Ein Traum wird nicht allein dadurch wahr, dass eine Mehrheit für ihn stimmt, auch wenn siebzehn Millionen Wähler sagen, dass er existiert. Die Realität wird aber sicherlich durch Extremismus und die „Flucht vor der Vernunft“ verändert. Es gibt keine Anzeichen dafür, dass die Wähler einfach sagen würden: „Oh, wir haben uns geirrt, lasst uns wieder in die EU zurückkehren.“ Aller Wahrscheinlichkeit nach wird ein ohnehin schon radikaler „Rumpf“ von Brexit-Anhängern noch extremer und noch EU-feindlicher werden und alles so darstellen, als ob die EU das Recht Großbritanniens, das zu tun, was es will, auf bösartige Weise vereitelt.

Was diejenigen anbelangt, die denken, dass wir uns in einer Zeit des Nachdenkens über grundlegende Fragen befinden: Sollte man ins „innere Exil“ gehen?
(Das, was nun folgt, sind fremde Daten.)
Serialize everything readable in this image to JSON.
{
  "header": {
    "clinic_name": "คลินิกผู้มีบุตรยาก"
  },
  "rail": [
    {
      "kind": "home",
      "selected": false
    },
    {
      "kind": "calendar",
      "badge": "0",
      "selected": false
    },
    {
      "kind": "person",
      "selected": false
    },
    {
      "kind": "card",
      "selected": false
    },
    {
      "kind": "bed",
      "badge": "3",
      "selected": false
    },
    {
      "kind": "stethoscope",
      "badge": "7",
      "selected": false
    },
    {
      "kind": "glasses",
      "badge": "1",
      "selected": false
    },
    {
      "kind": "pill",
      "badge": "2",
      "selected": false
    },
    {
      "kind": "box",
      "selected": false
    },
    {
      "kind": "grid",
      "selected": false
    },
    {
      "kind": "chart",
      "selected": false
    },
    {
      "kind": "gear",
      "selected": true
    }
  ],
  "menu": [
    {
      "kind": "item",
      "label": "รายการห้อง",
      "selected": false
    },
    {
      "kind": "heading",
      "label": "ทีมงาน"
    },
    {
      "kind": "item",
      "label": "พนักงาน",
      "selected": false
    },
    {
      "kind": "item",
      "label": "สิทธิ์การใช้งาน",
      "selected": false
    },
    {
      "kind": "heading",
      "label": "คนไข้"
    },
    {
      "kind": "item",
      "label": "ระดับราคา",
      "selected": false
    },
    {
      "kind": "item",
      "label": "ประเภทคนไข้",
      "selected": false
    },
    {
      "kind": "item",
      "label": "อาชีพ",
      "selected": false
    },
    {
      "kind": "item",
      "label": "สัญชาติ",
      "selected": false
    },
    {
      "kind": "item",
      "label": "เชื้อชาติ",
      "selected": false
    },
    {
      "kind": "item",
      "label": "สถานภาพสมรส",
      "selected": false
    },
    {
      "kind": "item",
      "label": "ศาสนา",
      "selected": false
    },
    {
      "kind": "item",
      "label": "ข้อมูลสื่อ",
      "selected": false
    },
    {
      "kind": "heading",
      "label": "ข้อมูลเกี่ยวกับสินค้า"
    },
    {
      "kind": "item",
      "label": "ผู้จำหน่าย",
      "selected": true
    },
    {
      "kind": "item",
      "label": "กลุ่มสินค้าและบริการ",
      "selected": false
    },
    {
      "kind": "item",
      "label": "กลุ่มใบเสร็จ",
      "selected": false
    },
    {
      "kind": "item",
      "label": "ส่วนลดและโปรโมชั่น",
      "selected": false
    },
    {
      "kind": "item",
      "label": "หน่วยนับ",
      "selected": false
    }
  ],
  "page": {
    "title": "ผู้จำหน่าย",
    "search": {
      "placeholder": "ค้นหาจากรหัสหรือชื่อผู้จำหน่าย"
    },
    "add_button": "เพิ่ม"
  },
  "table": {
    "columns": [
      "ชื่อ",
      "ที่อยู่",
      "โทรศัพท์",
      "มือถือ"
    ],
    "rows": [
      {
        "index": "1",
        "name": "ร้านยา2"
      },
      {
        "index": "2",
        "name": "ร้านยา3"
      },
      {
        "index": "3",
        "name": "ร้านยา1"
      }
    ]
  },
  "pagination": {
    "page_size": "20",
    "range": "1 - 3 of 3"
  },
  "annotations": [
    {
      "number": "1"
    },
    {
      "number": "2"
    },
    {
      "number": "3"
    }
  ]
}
Sollte man versuchen, für „übermorgen“ zu planen? Wie ich aus meiner eigenen Familiengeschichte weiß, müssen Menschen manchmal auswandern: Ich vermute, dass die 27 EU-Staaten viele Menschen erwarten können, die England genau jetzt verlassen wollen. Durch einen „Unfall in der Geschichte“ habe ich Anspruch auf einen deutschen Pass – ich selbst könnte daher einer von diesen „Weggehenden“ sein.

Redaktionsschluss für diesen Beitrag war der 18. Januar 2019.

Anthony Glees, geboren 1948 in Oxford, Historiker und Politikwissenschaftler, seit 2008 Professor an der University of Buckingham und Leiter des Centre for Security and Intelligence Studies (BUCSIS).